Like a good relationship, communication is key for properly beating flagella. According to results from Yang et al., coordinated movements require the radial spoke, which keeps the center of the flagellum in touch with its outer parts.
Most flagella have a pair of central microtubules surrounded by nine outer microtubule doublets. The central pair is transiently connected to each outer pair by a protein complex called the radial spoke. But not all flagella have spokes and a central pair, leaving scientists to wonder just what these structures do.
The creation of mutant flagella to address this question has been less than successful. Most of the flagellum assembles in units, so loss of one protein demolishes a chunk of the structure and leaves it paralyzed. Yang et al. averted this problem by getting rid of a protein that is added on its own, late in spoke assembly. The latecomer, a chaperone assistant called HSP40, hooks onto the spoke. Using RNAi, the group fully depleted HSP40 from Chlamydomonas and created mutants with only subtle structural defects in the spoke, near the central pair.
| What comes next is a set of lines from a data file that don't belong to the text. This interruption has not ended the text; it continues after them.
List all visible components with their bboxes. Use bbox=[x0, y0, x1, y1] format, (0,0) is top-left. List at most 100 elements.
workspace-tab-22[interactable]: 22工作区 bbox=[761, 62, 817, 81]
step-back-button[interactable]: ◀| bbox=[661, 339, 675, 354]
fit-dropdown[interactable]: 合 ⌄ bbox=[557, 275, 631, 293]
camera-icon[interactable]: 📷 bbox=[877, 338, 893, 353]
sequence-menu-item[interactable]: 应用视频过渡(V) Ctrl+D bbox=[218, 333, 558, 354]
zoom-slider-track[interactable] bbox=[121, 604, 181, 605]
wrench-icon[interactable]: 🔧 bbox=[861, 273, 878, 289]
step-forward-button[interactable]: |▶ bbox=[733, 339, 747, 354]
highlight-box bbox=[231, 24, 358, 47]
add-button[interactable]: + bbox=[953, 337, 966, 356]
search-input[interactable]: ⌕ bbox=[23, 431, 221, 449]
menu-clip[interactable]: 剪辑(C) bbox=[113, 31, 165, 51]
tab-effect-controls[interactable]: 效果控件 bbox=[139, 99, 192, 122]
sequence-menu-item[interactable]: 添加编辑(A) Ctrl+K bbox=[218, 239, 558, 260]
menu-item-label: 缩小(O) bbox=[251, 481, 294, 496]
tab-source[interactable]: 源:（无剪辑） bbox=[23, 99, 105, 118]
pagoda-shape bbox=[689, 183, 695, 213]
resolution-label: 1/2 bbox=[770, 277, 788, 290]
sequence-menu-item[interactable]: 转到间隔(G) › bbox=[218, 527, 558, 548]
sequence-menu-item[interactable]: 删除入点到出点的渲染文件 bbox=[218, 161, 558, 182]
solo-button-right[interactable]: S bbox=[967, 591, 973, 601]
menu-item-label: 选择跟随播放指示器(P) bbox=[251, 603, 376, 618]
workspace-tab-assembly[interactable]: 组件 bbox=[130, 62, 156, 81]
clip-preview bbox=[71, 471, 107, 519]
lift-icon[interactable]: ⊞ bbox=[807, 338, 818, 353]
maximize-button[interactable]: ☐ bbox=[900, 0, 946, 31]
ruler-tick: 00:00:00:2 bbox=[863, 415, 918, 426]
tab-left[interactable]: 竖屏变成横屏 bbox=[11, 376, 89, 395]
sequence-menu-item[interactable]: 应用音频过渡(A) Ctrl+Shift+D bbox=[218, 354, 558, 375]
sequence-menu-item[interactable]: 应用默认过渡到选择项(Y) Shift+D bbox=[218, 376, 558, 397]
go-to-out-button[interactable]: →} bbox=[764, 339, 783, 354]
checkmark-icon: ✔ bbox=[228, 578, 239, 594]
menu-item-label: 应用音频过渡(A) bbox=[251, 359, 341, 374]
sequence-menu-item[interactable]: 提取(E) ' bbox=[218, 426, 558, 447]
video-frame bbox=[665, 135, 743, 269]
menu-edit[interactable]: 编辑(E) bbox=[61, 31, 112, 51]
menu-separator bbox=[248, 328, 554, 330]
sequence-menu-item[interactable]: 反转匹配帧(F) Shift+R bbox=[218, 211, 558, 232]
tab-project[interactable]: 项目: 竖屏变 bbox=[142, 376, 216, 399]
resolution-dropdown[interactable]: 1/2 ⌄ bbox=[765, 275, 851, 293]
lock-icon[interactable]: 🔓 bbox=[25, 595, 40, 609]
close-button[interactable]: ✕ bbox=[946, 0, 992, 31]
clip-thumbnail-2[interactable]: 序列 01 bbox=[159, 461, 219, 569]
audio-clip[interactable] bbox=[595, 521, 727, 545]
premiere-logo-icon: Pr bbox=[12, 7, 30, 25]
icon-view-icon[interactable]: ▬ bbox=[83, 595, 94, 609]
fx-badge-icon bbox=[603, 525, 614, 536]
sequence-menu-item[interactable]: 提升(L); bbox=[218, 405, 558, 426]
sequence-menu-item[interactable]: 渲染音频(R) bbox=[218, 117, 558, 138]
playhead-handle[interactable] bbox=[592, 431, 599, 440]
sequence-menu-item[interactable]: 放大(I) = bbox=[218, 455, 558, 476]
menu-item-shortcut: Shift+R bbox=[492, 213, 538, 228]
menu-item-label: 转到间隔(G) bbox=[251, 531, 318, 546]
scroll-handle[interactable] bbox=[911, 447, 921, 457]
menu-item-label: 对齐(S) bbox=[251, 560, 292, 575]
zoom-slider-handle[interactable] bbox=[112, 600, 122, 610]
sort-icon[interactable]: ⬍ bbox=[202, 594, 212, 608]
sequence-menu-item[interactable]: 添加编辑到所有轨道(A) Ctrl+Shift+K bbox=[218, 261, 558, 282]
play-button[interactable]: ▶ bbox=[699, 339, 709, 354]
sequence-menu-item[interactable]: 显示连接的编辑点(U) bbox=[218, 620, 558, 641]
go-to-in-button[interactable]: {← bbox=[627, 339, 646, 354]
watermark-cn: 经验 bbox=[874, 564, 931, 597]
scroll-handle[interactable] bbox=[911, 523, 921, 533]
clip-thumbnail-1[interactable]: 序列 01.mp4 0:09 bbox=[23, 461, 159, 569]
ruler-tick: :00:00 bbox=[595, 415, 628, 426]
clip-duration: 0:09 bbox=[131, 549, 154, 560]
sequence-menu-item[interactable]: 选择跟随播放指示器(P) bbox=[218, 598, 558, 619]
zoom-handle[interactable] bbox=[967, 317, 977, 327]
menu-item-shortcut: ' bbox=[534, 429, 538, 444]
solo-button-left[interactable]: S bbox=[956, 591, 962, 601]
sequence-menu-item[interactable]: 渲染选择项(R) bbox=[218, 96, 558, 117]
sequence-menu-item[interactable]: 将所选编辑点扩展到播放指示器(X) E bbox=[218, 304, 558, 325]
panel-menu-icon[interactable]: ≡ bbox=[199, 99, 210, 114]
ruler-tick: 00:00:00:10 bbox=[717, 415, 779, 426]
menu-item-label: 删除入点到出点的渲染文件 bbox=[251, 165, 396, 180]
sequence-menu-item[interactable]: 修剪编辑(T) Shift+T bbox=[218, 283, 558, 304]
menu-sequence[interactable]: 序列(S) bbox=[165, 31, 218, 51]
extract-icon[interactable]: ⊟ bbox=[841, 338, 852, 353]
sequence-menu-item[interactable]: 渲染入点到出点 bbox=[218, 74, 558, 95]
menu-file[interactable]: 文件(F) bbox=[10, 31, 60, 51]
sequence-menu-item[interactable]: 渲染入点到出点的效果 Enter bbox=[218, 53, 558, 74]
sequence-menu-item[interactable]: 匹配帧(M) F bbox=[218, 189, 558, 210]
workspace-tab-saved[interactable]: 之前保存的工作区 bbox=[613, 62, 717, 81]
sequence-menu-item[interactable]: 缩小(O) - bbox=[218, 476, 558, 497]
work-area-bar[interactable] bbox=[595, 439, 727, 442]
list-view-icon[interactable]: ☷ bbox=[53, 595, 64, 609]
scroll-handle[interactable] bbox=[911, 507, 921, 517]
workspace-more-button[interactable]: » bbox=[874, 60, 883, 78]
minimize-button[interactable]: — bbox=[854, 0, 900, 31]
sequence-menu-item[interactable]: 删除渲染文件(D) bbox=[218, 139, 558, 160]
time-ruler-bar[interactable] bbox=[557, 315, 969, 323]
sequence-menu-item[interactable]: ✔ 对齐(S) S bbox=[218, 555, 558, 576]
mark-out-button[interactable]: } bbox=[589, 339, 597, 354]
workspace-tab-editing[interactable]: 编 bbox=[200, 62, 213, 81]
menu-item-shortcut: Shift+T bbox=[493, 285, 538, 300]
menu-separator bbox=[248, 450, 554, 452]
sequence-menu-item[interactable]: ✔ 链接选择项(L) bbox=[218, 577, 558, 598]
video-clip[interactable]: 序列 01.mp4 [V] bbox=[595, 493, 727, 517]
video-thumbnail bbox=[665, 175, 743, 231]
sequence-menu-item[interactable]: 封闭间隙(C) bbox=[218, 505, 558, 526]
The loss of HSP40 resulted in herky-jerky flagella that paused sporadically midstroke and occasionally switched directions prematurely. The authors conclude that the spoke helps time the beating movements.
For Chlamydomonas, this timing coordination probably entails the sequential activation—from flagellum base to tip—of dynein motors along outer doublets. Dyneins slide one doublet past another to drive bending. The team imagines that mechanical or molecular signals travel along the spoke from the outer doublet to the central pair, then back out to the outer pair, and so forth. Near the head of the spoke, HSP40 is well-positioned to stabilize other spoke proteins into a rigid structure that might transduce these signals.
Flagella that naturally lack the central pair have a different beating pattern and evidently use an alternative coordination system. The nodal flagella that establish left–right asymmetry, for example, move in a swirling pattern rather than the more powerful breaststroke-like movements of Chlamydomonas flagella. Spoke-driven coordination might thus be the basis for this extra power.